Just fulfilled, thanks.

“The days are coming, says the LORD, when I will fulfill the promise I made to the house of Israel and Judah.”

Oh, to be full! Sometimes overstuffed is a better word. We eat everything on our plate because we don’t want food to go to waste or, because when we were growing up our parents would tell us there were starving children in another country. In the end we may be full but are we fulfilled? 



A typical day for a busy parent: Wake at 5:30am get breakfast, make lunches, get everyone out the door, clean the house, grocery shop, maybe wash a couple loads of laundry, pick kids up from the bus stop, help with homework, make dinner, clean kitchen, bathe kids and put them to bed, and THEN sit down for a few minutes. It was a full day, and tomorrow will be an equally busy and productive day, but are they fulfilling? 



Full is an adjective meaning completely filled; containing all that can be held; filled to the utmost capacity
 or volume. Fulfill is a verb meaning to carry out, or bring to realization, to make complete.

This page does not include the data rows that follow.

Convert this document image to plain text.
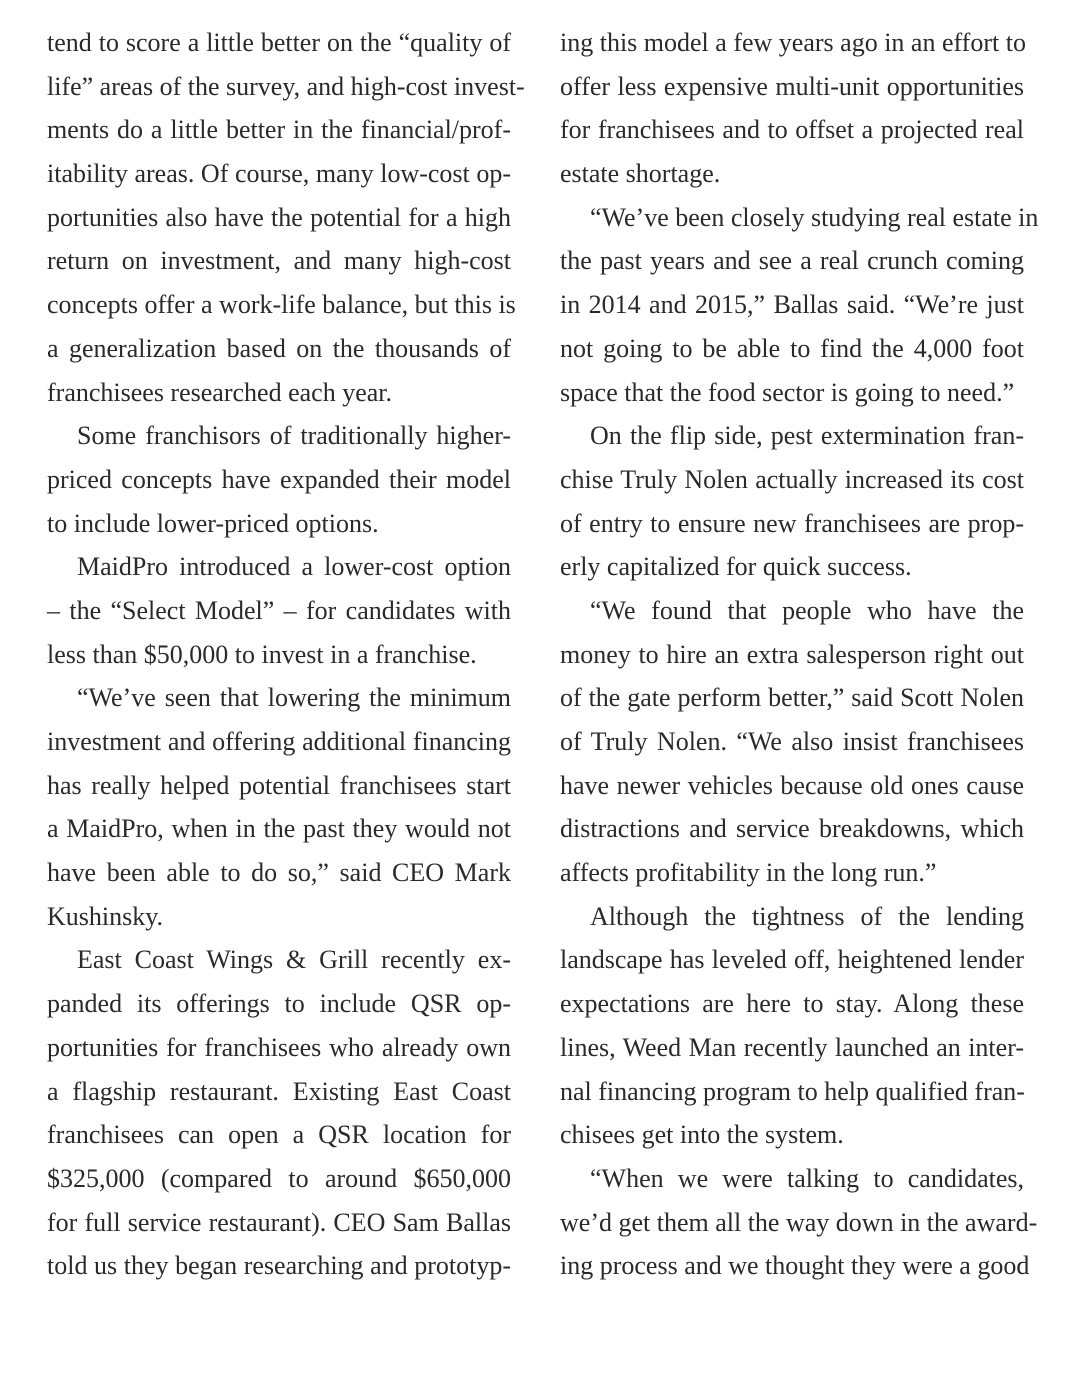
tend to score a little better on the “quality of
life” areas of the survey, and high-cost invest-
ments do a little better in the financial/prof-
itability areas. Of course, many low-cost op-
portunities also have the potential for a high
return on investment, and many high-cost
concepts offer a work-life balance, but this is
a generalization based on the thousands of
franchisees researched each year.
Some franchisors of traditionally higher-
priced concepts have expanded their model
to include lower-priced options.
MaidPro introduced a lower-cost option
– the “Select Model” – for candidates with
less than $50,000 to invest in a franchise.
“We’ve seen that lowering the minimum
investment and offering additional financing
has really helped potential franchisees start
a MaidPro, when in the past they would not
have been able to do so,” said CEO Mark
Kushinsky.
East Coast Wings & Grill recently ex-
panded its offerings to include QSR op-
portunities for franchisees who already own
a flagship restaurant. Existing East Coast
franchisees can open a QSR location for
$325,000 (compared to around $650,000
for full service restaurant). CEO Sam Ballas
told us they began researching and prototyp-
ing this model a few years ago in an effort to
offer less expensive multi-unit opportunities
for franchisees and to offset a projected real
estate shortage.
“We’ve been closely studying real estate in
the past years and see a real crunch coming
in 2014 and 2015,” Ballas said. “We’re just
not going to be able to find the 4,000 foot
space that the food sector is going to need.”
On the flip side, pest extermination fran-
chise Truly Nolen actually increased its cost
of entry to ensure new franchisees are prop-
erly capitalized for quick success.
“We found that people who have the
money to hire an extra salesperson right out
of the gate perform better,” said Scott Nolen
of Truly Nolen. “We also insist franchisees
have newer vehicles because old ones cause
distractions and service breakdowns, which
affects profitability in the long run.”
Although the tightness of the lending
landscape has leveled off, heightened lender
expectations are here to stay. Along these
lines, Weed Man recently launched an inter-
nal financing program to help qualified fran-
chisees get into the system.
“When we were talking to candidates,
we’d get them all the way down in the award-
ing process and we thought they were a good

The days of preparation are upon us. These are the days in which we need to move from being filled up with things to finding real fulfillment in Christ. We need to move toward the place and moment where our cup overflows with the joy of being complete in God.

St. Paul exhorts us: May the Lord make you increase and abound in love for one another and for all, so as to strengthen your hearts, to be blameless in holiness before our God and Father.

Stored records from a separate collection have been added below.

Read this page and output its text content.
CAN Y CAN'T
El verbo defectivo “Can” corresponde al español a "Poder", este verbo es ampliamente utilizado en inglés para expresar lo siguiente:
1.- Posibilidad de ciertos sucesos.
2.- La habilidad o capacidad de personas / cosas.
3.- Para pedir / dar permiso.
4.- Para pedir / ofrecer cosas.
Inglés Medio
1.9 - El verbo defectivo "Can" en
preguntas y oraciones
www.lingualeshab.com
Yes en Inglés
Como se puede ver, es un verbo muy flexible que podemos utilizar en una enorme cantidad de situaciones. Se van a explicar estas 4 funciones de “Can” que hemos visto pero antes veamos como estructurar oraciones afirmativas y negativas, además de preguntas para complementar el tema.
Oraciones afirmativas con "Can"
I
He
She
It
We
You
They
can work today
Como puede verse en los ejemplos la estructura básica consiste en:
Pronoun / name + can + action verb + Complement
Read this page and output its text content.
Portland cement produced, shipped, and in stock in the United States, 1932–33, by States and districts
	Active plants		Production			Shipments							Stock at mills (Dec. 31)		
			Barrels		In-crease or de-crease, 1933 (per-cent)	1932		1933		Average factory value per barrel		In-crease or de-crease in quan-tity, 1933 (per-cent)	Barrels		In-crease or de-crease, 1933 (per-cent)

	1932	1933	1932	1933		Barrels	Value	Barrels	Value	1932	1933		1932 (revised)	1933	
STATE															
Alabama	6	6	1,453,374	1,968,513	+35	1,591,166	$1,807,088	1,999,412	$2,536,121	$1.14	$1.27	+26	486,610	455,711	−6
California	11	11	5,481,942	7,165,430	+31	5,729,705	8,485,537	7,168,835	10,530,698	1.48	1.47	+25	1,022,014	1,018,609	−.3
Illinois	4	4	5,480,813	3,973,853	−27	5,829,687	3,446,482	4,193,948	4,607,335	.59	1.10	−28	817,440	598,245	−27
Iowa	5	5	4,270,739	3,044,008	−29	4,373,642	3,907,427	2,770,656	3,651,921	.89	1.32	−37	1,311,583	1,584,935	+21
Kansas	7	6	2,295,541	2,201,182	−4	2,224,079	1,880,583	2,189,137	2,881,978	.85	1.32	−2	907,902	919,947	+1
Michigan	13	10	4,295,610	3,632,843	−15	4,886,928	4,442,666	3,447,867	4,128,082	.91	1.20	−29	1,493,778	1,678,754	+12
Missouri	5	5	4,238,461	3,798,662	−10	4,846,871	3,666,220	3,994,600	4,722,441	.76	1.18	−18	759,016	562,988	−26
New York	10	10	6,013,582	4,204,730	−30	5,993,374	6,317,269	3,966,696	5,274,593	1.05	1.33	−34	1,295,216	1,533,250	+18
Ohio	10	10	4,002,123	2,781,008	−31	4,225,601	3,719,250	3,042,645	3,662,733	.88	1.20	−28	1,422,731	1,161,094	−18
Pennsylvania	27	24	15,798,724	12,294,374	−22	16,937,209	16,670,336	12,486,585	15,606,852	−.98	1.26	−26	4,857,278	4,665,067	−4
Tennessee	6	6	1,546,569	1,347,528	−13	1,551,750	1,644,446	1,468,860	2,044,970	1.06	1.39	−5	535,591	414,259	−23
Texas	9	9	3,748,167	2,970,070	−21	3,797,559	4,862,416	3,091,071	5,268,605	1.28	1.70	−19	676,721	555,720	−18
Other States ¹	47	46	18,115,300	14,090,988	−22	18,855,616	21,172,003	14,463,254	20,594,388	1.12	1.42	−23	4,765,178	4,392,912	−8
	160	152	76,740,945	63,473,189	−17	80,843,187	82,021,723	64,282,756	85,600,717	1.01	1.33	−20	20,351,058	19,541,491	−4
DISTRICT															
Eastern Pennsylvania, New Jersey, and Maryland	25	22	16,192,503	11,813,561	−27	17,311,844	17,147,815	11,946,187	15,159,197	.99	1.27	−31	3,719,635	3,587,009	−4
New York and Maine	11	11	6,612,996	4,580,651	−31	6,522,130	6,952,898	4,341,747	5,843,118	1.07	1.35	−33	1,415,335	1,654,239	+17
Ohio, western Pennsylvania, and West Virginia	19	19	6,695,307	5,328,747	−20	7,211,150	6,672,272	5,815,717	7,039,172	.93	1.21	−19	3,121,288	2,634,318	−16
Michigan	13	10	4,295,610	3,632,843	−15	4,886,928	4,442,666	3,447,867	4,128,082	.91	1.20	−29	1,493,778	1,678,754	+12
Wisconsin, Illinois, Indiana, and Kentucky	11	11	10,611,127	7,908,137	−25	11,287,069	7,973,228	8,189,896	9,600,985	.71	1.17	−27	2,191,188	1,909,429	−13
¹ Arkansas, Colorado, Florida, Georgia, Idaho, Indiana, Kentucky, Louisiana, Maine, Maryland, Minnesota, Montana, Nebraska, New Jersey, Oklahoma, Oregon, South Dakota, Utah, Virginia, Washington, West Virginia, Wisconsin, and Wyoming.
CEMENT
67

Jesus wants us to be fulfilled, to be complete. It can be great to be full, but we have to be careful not to mistake fullness for fulfillment. We cannot make a full day or full stomach a substitute for a heart fulfilled in Jesus.

This Advent we need to prepare ourselves for fulfillment. We make a start by emptying ourselves of our failures, our sins, and our shortcomings. By doing so we make room for the Holy Spirit who will fill us with new attitudes and motives. Then, with a heart full of love and good, blameless in holiness, we are ready to be fulfilled, completed in Jesus.

Fulfilled in Jesus we become receivers of His promise. In Him we are made free, free to stand erect and raise our heads because our redemption is at hand.

Our hope is set on God’s promise and His fulfillment. He is coming to fulfill our lives. In receiving Him and His promise we become more than full, we are completely fulfilled.